3.	The Committee will review and approve interim financial statements on behalf of the board of directors and sign a resolution to that effect.

4.	In addition, the Committee will review other published financial statements which require approval by the board of directors. These will include year-end audited statements, statements in prospectus and other offering memoranda and statements required by regulatory authorities. To sign a resolution to the effect that the financial statements that are being presented to the Board are satisfactory, and recommend their approval.

5.	The Committee will review the adequacy and effectiveness of internal controls over the accounting and financial reporting systems within the Corporation, either directly, or through the external auditors and obtain and review a report from the independent auditor, at least annually, regarding same.
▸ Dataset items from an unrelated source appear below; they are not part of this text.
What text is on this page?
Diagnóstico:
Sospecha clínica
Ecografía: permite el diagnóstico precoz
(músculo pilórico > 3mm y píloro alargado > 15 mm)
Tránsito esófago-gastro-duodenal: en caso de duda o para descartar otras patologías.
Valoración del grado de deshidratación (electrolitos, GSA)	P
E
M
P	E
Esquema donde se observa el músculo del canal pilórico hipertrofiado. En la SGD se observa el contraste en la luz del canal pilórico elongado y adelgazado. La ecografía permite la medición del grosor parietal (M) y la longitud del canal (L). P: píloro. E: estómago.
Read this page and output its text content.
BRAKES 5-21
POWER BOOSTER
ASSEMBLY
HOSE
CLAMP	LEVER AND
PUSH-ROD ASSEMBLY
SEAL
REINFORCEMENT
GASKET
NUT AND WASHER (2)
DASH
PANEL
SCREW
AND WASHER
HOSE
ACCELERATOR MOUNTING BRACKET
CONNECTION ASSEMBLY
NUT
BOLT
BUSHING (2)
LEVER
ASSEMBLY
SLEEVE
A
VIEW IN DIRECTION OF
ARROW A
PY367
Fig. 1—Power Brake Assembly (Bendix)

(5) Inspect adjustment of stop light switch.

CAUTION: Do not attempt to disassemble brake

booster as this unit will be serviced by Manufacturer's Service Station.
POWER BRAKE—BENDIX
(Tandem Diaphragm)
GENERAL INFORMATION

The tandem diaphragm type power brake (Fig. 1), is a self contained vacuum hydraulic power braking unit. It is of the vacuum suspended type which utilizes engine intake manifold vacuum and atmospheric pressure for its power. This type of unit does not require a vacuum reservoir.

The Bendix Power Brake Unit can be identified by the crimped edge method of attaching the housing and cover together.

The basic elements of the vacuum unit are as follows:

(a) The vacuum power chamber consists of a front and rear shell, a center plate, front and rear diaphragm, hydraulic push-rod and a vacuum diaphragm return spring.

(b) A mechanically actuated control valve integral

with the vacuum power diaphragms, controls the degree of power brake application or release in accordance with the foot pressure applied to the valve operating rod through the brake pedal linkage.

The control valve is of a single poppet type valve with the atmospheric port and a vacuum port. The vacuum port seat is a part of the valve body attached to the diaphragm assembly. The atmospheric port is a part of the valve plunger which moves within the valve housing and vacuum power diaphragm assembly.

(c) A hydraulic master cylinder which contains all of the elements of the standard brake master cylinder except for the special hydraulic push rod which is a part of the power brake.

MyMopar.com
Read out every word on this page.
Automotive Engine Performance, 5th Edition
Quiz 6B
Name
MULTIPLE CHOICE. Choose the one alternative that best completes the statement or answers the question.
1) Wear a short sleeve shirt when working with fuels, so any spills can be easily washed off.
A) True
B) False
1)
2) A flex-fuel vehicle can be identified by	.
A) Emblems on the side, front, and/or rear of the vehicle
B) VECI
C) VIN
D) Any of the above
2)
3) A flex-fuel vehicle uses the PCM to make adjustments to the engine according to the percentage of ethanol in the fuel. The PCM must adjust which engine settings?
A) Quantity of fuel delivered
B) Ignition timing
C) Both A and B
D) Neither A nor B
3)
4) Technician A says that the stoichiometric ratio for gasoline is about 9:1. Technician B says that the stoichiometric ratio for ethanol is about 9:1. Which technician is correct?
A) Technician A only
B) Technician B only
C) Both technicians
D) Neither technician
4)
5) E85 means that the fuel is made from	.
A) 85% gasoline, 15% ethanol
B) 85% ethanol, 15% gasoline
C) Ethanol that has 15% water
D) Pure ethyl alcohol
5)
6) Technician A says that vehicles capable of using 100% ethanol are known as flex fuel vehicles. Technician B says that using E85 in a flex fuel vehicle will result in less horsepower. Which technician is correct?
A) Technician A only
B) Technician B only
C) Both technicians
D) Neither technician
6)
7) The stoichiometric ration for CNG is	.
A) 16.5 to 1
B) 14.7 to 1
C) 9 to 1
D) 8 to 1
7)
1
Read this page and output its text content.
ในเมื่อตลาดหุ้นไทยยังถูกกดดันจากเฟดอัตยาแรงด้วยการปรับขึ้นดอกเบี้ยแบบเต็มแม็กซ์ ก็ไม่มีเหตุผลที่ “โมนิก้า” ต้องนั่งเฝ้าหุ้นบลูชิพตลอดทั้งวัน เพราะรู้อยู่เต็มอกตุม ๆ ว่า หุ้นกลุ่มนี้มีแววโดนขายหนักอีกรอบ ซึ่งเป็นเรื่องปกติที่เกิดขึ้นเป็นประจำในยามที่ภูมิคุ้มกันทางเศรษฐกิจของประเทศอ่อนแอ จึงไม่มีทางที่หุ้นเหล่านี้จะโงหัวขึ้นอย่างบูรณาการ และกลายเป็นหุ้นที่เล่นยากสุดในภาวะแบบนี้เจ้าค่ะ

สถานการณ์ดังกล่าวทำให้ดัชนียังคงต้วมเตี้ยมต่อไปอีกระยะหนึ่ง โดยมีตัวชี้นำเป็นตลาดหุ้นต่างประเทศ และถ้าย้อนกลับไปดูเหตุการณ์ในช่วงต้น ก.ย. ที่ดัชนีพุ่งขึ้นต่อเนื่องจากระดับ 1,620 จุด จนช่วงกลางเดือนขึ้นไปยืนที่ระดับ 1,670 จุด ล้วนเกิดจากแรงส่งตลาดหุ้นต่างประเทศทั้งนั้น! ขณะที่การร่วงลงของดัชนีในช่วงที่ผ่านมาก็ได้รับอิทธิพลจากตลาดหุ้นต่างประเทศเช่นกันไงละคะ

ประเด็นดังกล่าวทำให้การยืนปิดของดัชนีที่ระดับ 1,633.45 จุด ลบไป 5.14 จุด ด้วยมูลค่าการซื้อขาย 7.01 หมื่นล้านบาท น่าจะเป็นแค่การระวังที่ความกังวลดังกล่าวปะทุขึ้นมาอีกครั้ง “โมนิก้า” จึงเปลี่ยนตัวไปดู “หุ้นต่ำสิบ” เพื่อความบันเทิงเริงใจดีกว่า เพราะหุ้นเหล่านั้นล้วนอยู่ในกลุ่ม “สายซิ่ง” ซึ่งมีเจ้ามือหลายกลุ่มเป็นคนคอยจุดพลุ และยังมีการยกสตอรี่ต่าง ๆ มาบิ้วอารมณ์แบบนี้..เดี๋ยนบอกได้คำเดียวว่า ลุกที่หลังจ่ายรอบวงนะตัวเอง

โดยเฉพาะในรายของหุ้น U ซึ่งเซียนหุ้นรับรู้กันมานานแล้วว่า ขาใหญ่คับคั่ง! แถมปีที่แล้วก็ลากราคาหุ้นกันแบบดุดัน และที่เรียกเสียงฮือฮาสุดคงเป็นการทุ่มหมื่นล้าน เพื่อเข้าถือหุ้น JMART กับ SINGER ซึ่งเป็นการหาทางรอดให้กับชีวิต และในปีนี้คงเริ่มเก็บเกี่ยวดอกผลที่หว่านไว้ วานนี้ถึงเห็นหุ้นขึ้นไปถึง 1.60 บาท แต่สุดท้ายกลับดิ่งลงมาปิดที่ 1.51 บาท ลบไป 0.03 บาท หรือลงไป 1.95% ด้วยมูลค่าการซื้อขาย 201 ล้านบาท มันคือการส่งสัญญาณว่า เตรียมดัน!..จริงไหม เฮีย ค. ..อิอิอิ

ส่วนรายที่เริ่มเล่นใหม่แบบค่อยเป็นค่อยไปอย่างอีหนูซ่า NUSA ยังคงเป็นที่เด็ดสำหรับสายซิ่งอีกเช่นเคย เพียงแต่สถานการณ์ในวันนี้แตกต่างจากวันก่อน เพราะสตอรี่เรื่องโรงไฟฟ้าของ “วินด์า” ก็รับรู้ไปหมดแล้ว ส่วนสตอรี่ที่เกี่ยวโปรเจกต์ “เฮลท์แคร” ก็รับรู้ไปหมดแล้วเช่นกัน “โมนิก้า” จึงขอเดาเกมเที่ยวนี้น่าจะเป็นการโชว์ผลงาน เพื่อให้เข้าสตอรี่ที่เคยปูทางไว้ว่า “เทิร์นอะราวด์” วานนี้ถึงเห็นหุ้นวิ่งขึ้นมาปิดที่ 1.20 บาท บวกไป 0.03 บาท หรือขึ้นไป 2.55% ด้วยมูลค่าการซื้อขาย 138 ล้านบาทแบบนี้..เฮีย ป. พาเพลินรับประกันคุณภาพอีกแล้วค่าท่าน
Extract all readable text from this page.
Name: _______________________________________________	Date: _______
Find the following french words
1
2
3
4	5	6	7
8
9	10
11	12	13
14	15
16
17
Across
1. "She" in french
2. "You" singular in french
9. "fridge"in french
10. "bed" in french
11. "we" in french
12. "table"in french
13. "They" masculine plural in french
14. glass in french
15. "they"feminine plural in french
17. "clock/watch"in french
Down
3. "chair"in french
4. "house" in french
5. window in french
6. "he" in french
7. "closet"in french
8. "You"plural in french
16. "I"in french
6.	The Committee will review policies and practices concerning regular examination of officers’ expenses and perquisites, including the use of Corporation assets.

7.	The Committee will review the basis and amount of the external auditors’ fees and pre-approve all auditing services and permitted non-audit services.

8.	The Committee will consider whether the external auditors should be re-appointed and recommend accordingly to the board of directors. At least on an annual basis, the Committee shall evaluate the qualifications, performance and independence of the independent auditor and the senior audit partners having primary responsibility for the audit, including considering whether the auditor’s quality controls are adequate.

9.	The Committee shall have procedures for the receipt, retention and treatment of complaints received by the Corporation regarding accounting, internal accounting controls or auditing matters and for the confidential, anonymous submission by employees of the Corporation of concerns regarding questionable accounting or auditing matters.

10.	The Committee shall review and reassess the adequacy of this Charter annually. The Committee shall annually review the Committee’s own performance.

11.	The Committee shall have the authority, to the extent it deems necessary or appropriate, to retain independent legal, accounting or other advisors. The Corporation shall provide for appropriate funding, as determined by the Committee, for payment of compensation to the independent auditor for the purpose of rendering or issuing an audit report and to any advisors employed by the Committee.

12.	The Committee should issue the reports required of the Committee to be included in the Corporation’s annual proxy statement. The Committee shall review and recommend to the Board the approval of all documents filed with securities regulatory authorities.